Charizard vs Bitcoin Which Delivered Better Long Term Returns
If you invested in a top Charizard Pokemon card around 2010 or bought Bitcoin back then, Bitcoin crushed it with massive gains while Charizard cards saw solid but slower growth over the years.[1][2][3]
People love comparing investments like these because both can feel like gambles with big payoffs. Bitcoin started as this weird digital money in 2009, trading for pennies. By late 2025, one Bitcoin sits around 100,000 dollars after wild ups and downs. That means a 1,000 dollar buy in 2010 turns into millions today. Charizard cards tell a different story. They have been hot since the 1990s, but prices really took off later.
Take the classic Charizard number 4 from the original Base Set. Back in the early 2010s, an ungraded near mint copy might have cost 200 to 300 dollars. Fast forward to December 2025, and ungraded ones sell for 275 dollars on average, with PSA 10 gems hitting 10,100 dollars.[3] Not bad, but check the growth. From 2010 levels, that is about a 10 times return on high grades over 15 years. Bitcoin did 100 times or more in the same stretch.
Newer Charizard cards show even wilder swings. The Charizard ex number 199 from Scarlet and Violet 151 launched in 2023. Ungraded prices jumped from around 200 dollars in late 2023 to 234 dollars now, while PSA 10s climbed to 932 dollars.[1] That is quick money if you bought early, but hold time matters. A one-year flip on some modern Charizards beat the market, yet nothing like Bitcoin’s decade-long rocket.
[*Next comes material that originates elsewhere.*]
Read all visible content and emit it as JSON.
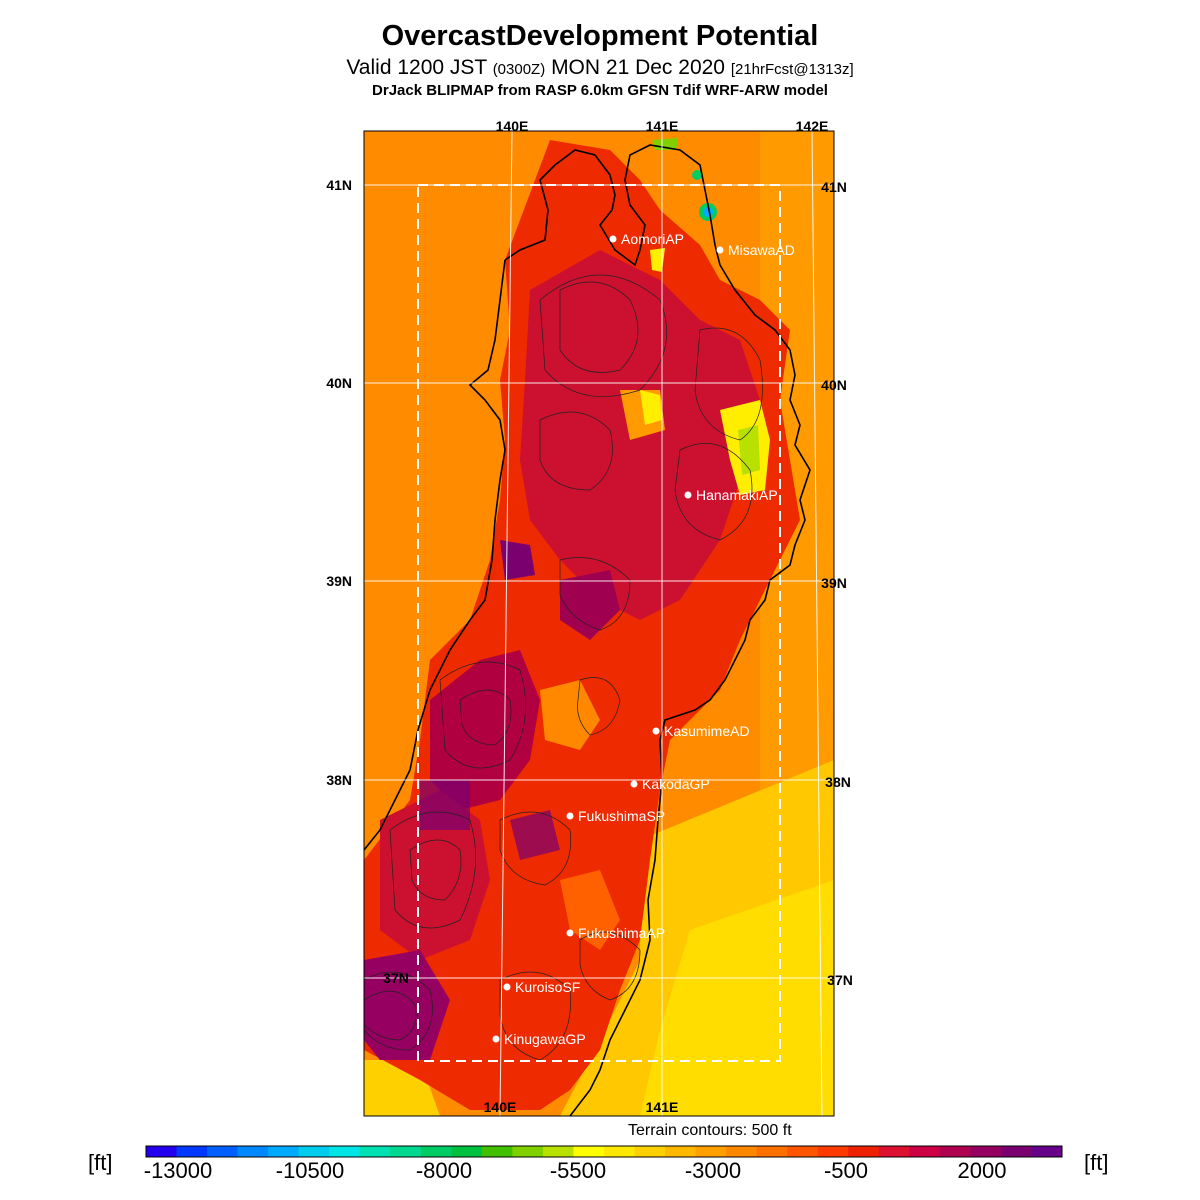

Look at Legendary Treasures Charizard number 19 from 2013. PSA 10 versions traded low back then, maybe a few hundred bucks. Today they fetch 1,775 dollars or more, with top BGS 10 black label at 11,540 dollars.[2] Solid for collectors, especially if graded high. Still, Bitcoin from 2013 at 100 dollars per coin is now worth a million times that initial outlay adjusted for splits.
Why the gap? Bitcoin has no supply cap drama like cards do. Print more Charizards, and values can stall, as seen with some 2023 sets flooded by packs.[6] Rare old Charizards like first edition shadowless ones hit 4,000 pounds in mid-2025 sales, way up from decades ago.[5] But scaling that to Bitcoin levels? Tough. A 1999 Base Set Charizard might have cost 100 dollars raw. Today it is thousands graded, a great 20-year hold, yet Bitcoin turns thousands into fortunes.
For Pokemon fans, cards offer fun plus profit. Track your collection on sites like PriceCharting to watch trends. Bitcoin suits risk takers chasing moonshots. Both reward patience, but over 10 to 15 years, Bitcoin delivered the better punch for pure returns.[1][2][3]